With The Prodigal Planet, it’s obvious that director Donald W. Thompson had hopes of setting up an epic conclusion for the Thief in the Night films. Not only does the film move the action out of Iowa and into other parts of the country but the film also runs for 127 minutes. (By comparison, A Thief In The Night barely last over an hour.) Unfortunately, most of that running time is taken up with David talking and trying to convert everyone that he meets. On the one hand, considering what’s going on in the film’s world, it makes sense that David would do that. On the other hand, it doesn’t exactly make for exciting viewing. A film that features nuclear explosions and mutants should never be this slow or boring. If the previous Thief In The Night films achieved a dream-like intensity, The Prodigal Planet dutifully plods along. For every scene that works (like an extended sequence in which Linda and Jodi explore a city that isn’t as deserted as it first appears), there are other dramatically inert scenes that encourage the viewer to just about anything other than pay attention to what is happening on the screen.
(It doesn’t help that William Wellman, Jr. — despite appearing to be the only professional actor in this film — displays a bit of a blah screen presence in the role of David.
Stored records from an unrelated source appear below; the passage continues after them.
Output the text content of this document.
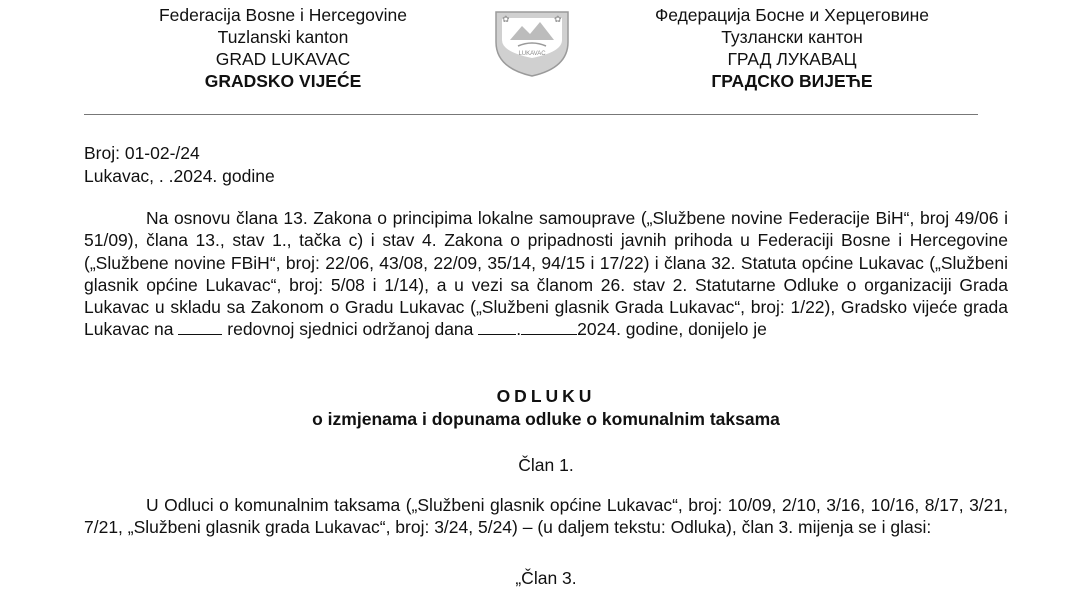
Federacija Bosne i Hercegovine
Tuzlanski kanton
GRAD LUKAVAC
GRADSKO VIJEĆE
✿	✿
LUKAVAC
Федерација Босне и Херцеговине
Тузлански кантон
ГРАД ЛУКАВАЦ
ГРАДСКО ВИЈЕЋЕ
Broj: 01-02-/24
Lukavac, . .2024. godine
Na osnovu člana 13. Zakona o principima lokalne samouprave („Službene novine Federacije BiH“, broj 49/06 i 51/09), člana 13., stav 1., tačka c) i stav 4. Zakona o pripadnosti javnih prihoda u Federaciji Bosne i Hercegovine („Službene novine FBiH“, broj: 22/06, 43/08, 22/09, 35/14, 94/15 i 17/22) i člana 32. Statuta općine Lukavac („Službeni glasnik općine Lukavac“, broj: 5/08 i 1/14), a u vezi sa članom 26. stav 2. Statutarne Odluke o organizaciji Grada Lukavac u skladu sa Zakonom o Gradu Lukavac („Službeni glasnik Grada Lukavac“, broj: 1/22), Gradsko vijeće grada Lukavac na	redovnoj sjednici održanoj dana .	2024. godine, donijelo je
ODLUKU
o izmjenama i dopunama odluke o komunalnim taksama
Član 1.
U Odluci o komunalnim taksama („Službeni glasnik općine Lukavac“, broj: 10/09, 2/10, 3/16, 10/16, 8/17, 3/21, 7/21, „Službeni glasnik grada Lukavac“, broj: 3/24, 5/24) – (u daljem tekstu: Odluka), član 3. mijenja se i glasi:
„Član 3.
The scene where he tells Jodi that she’s spoiled because she’s pretty fails not because he’s necessarily wrong about Jodi as much as because Wellman can’t make David’s “tough love” approach compelling. He just comes across as being a jerk. The series was better off when the less polished but far more sincere Patty Dunning was the lead character. As for Wellman, he was far more interesting as the morally conflicted national guardsman in The Trial of Billy Jack than he is here.)
Donald W. Thompson hoped to make a fifth Thief In the Night film, one that would feature The War in Heaven and bring the story to its prophesized conclusion. Unfortunately (or not), he was never able to raise the money to do so. And, as such, the saga of UNITE, Brother Christopher, and David Michaels came to a close with The Prodigal Planet.